Dr. Lobo said he had met Mr. Wirth but knew little about him or about his contributions to the study. He acknowledged that the data could have been manipulated, but said he did not know how.

''I didn't actually conduct the study, so I can't know for sure,'' Dr. Lobo said.
Mr. Wirth's lawyer, William Arbuckle, said his client was not available for comment.
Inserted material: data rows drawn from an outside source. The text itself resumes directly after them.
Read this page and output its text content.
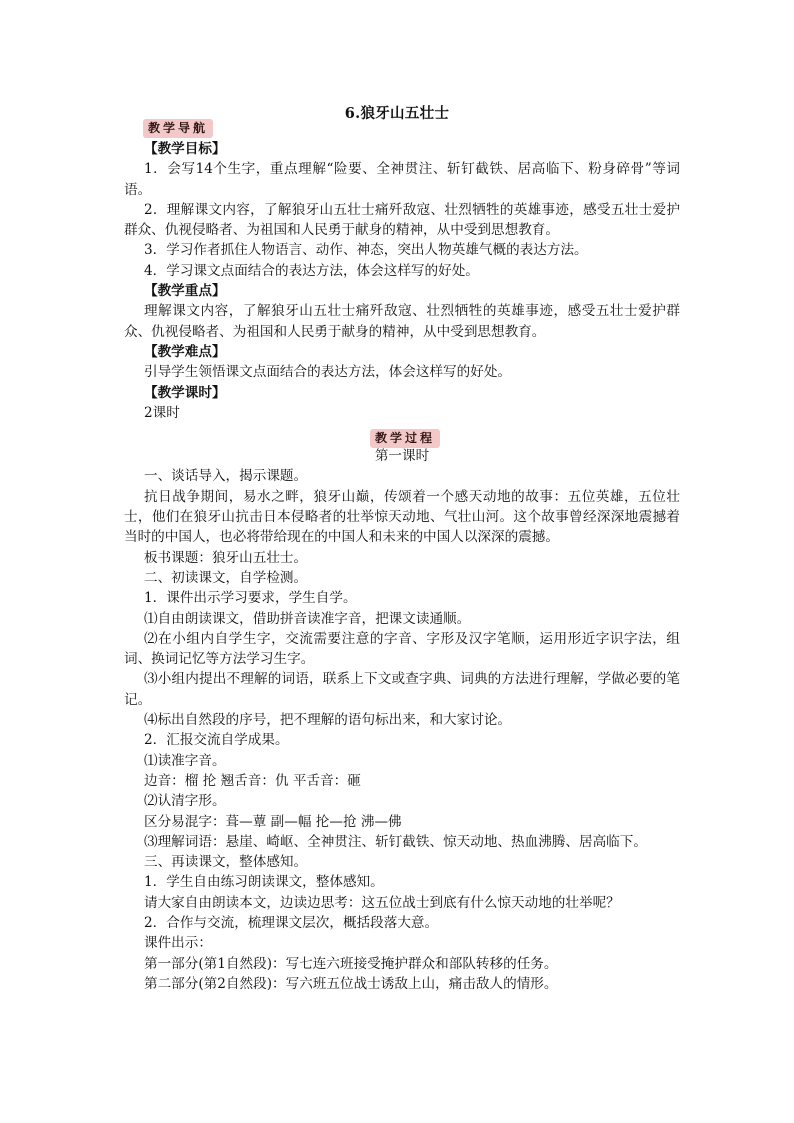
6.狼牙山五壮士
教学导航
教学过程

【教学目标】

1．会写14个生字，重点理解“险要、全神贯注、斩钉截铁、居高临下、粉身碎骨”等词语。

2．理解课文内容，了解狼牙山五壮士痛歼敌寇、壮烈牺牲的英雄事迹，感受五壮士爱护群众、仇视侵略者、为祖国和人民勇于献身的精神，从中受到思想教育。

3．学习作者抓住人物语言、动作、神态，突出人物英雄气概的表达方法。

4．学习课文点面结合的表达方法，体会这样写的好处。

【教学重点】

理解课文内容，了解狼牙山五壮士痛歼敌寇、壮烈牺牲的英雄事迹，感受五壮士爱护群众、仇视侵略者、为祖国和人民勇于献身的精神，从中受到思想教育。

【教学难点】

引导学生领悟课文点面结合的表达方法，体会这样写的好处。

【教学课时】

2课时

第一课时

一、谈话导入，揭示课题。

抗日战争期间，易水之畔，狼牙山巅，传颂着一个感天动地的故事：五位英雄，五位壮士，他们在狼牙山抗击日本侵略者的壮举惊天动地、气壮山河。这个故事曾经深深地震撼着当时的中国人，也必将带给现在的中国人和未来的中国人以深深的震撼。

板书课题：狼牙山五壮士。

二、初读课文，自学检测。

1．课件出示学习要求，学生自学。

⑴自由朗读课文，借助拼音读准字音，把课文读通顺。

⑵在小组内自学生字，交流需要注意的字音、字形及汉字笔顺，运用形近字识字法，组词、换词记忆等方法学习生字。

⑶小组内提出不理解的词语，联系上下文或查字典、词典的方法进行理解，学做必要的笔记。

⑷标出自然段的序号，把不理解的语句标出来，和大家讨论。

2．汇报交流自学成果。

⑴读准字音。

边音：榴 抡 翘舌音：仇 平舌音：砸

⑵认清字形。

区分易混字：葺—蕈 副—幅 抡—抢 沸—佛

⑶理解词语：悬崖、崎岖、全神贯注、斩钉截铁、惊天动地、热血沸腾、居高临下。

三、再读课文，整体感知。

1．学生自由练习朗读课文，整体感知。

请大家自由朗读本文，边读边思考：这五位战士到底有什么惊天动地的壮举呢？

2．合作与交流，梳理课文层次，概括段落大意。

课件出示：

第一部分(第1自然段)：写七连六班接受掩护群众和部队转移的任务。

第二部分(第2自然段)：写六班五位战士诱敌上山，痛击敌人的情形。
'This Is No Routine Paper'
One study that many people believe could either bolster prayer research or dampen interest in the topic has been completed, but has not yet been published. Dr. Herbert Benson, the cardiologist who founded the Mind/Body Medical Institute, began the trial in the late 1990's with $2.4 million from the John Templeton Foundation, which supports research into spirituality. The Mind/Body Institute, according to its Web site, is a ''scientific and educational organization dedicated to the study of mind/body interactions.''

The study included some 1,800 volunteers, heart bypass patients at six hospitals. They were monitored according to strict medical guidelines and randomly assigned to be prayed for or not. One doctor who has seen a final version of the study said it was the most rigorous trial on the subject to date.
Other experts say they wonder whether the study will be published at all, and what is holding it up.

''He's got nothing, or we would have seen it by now,'' Dr. Sloan of Columbia said, referring to Dr. Benson.

In an interview at his office, Dr. Benson acknowledged that at least two medical journals had turned down the study after asking for revisions. He said that the study was currently under review at another journal and that talking about the results could jeopardize publication.
''This is no routine paper,'' he said. ''What you're looking at obviously is not a typical intervention, not at all. We are at the interface of science and religion here, and there are boundary issues that you would not have for almost any other paper.''

Dr. Benson, who has studied the links between spirituality and medicine for many years, declined to answer when asked if he himself believed in the effects of intercessory prayer, saying only that he believed in God.

''We know that praying for oneself can influence health, so that's what led us to this topic,'' he said.

If researchers are struggling to prove that intercessory prayer has benefits for health, at least one study hints that it could be harmful.

In a 1997 experiment involving 40 alcoholics in rehab, psychologists at the University of New Mexico found that although intercessory prayers did not have any effect on drinking patterns, the men and women in the study who knew they were being prayed for actually did worse.

''It's not clear what that means,'' said Dr. William Miller, one of the study's authors.